Kisah sebelumnya beredar tentang kepergian Aisha ke Somalia, memang menegangkan tak ubahnya seperti sebuah sinetron. Ibu tiga anak yang mengaku paspornya tak keluar karena baru ganti nama dari Caroline Ruhning Tyas Sasanti menjadi Aisha Wardhana setelah menjadi mualaf itu, konon berangkat ke Somalia atas usaha sendiri. Sebelumnya, Aisha memang akan diberangkatkan ke Somalia oleh Aksi Cepat Tanggap (ACT), LSM yang sejak lama peduli pada kegiatan kemanusiaan.
Yang terjadi selanjutnya adalah drama yang berlangsung begitu cepat. Dalam hitungan hari, Aisha yang diberitakan diculik dan ditembak di tempat nun jauh di sana, sudah berada kembali di Indonesia dalam keadaan segar bugar. Padahal, Menlu, Kedutaan Besar, dan jajaran elit politik sudah pontang-panting melacak keberadaannya. Simpati pun sudah terlanjur membanjir di Twitter mendoakan keselamatannya.
Semua ingar-bingar ini pertama kali muncul dari sebuah akun Twitter bernama @harintovardhan yang secara intens meng-update perkembangan soal Aisha. Nama Bustanul Arifin atau yang lebih dikenal dengan julukan Bokir, jadi terbawa-bawa karena pria asal Brebes ini pada awalnya mengaku sebagai suami Aisha. Meski, sama seperti Aisha, belakangan Bokir meralat pernyataan ini. Sementara itu, setelah kontroversi mencuat, akun @harintovardhan dihapus oleh pemiliknya.

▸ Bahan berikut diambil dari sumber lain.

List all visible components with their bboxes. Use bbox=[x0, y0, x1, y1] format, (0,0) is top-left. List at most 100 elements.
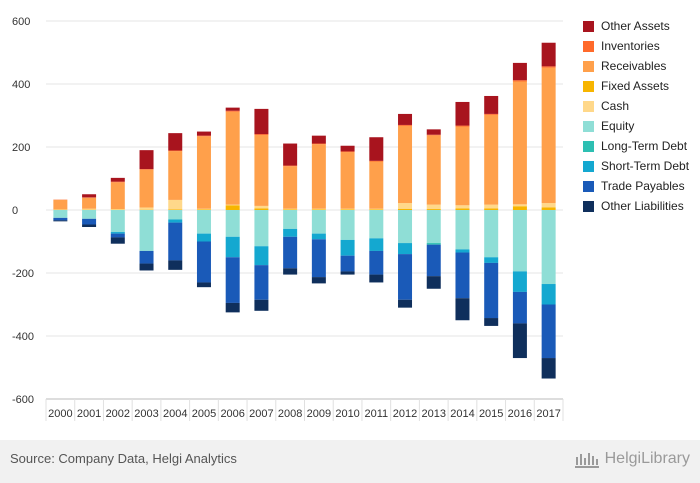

Serta-merta, Aisha dituding telah melakukan kebohongan publik. Diberondong pertanyaan oleh wartawan dan sejumlah pihak, Aisha malah berujar, "Baca saja di Tabloid NOVA." Alhasil, orang pun bersyakwasangka, Aisha hanya mau bicara pada NOVA karena diberi imbalan. Dugaan yang jelas sama sekali tak berdasar karena entah kenapa ia hanya mau berbicara panjang lebar kepada NOVA sejak sebelum masalah ini jadi ramai seperti sekarang ini.
Berikut kutipan wawancara dengan Aisha yang dirangkum dari sejumlah percakapan.
Benar Anda pergi ke Somalia?
Untuk pertama kalinya saya ke Somalia pada 26 Agustus atas biaya dan akses sendiri. Saya tiba di Kenya tanggal 31 Agustus. Saat di Nairobi menuju Mogadishu, ada perbatasan Garissa. Saya mengontak relawan ACT yang ada di sana tapi terkendala sinyal. Ketika akan memasuki wilayah itu sore hari, saya diikuti enam orang tentara. Karena tahu jadi target penculikan, lalu saya titipkan barang-barang, termasuk Blackberry pada guide saya, Charles Etoundi. Saya minta dia menghubungi suami saya, Bustanul.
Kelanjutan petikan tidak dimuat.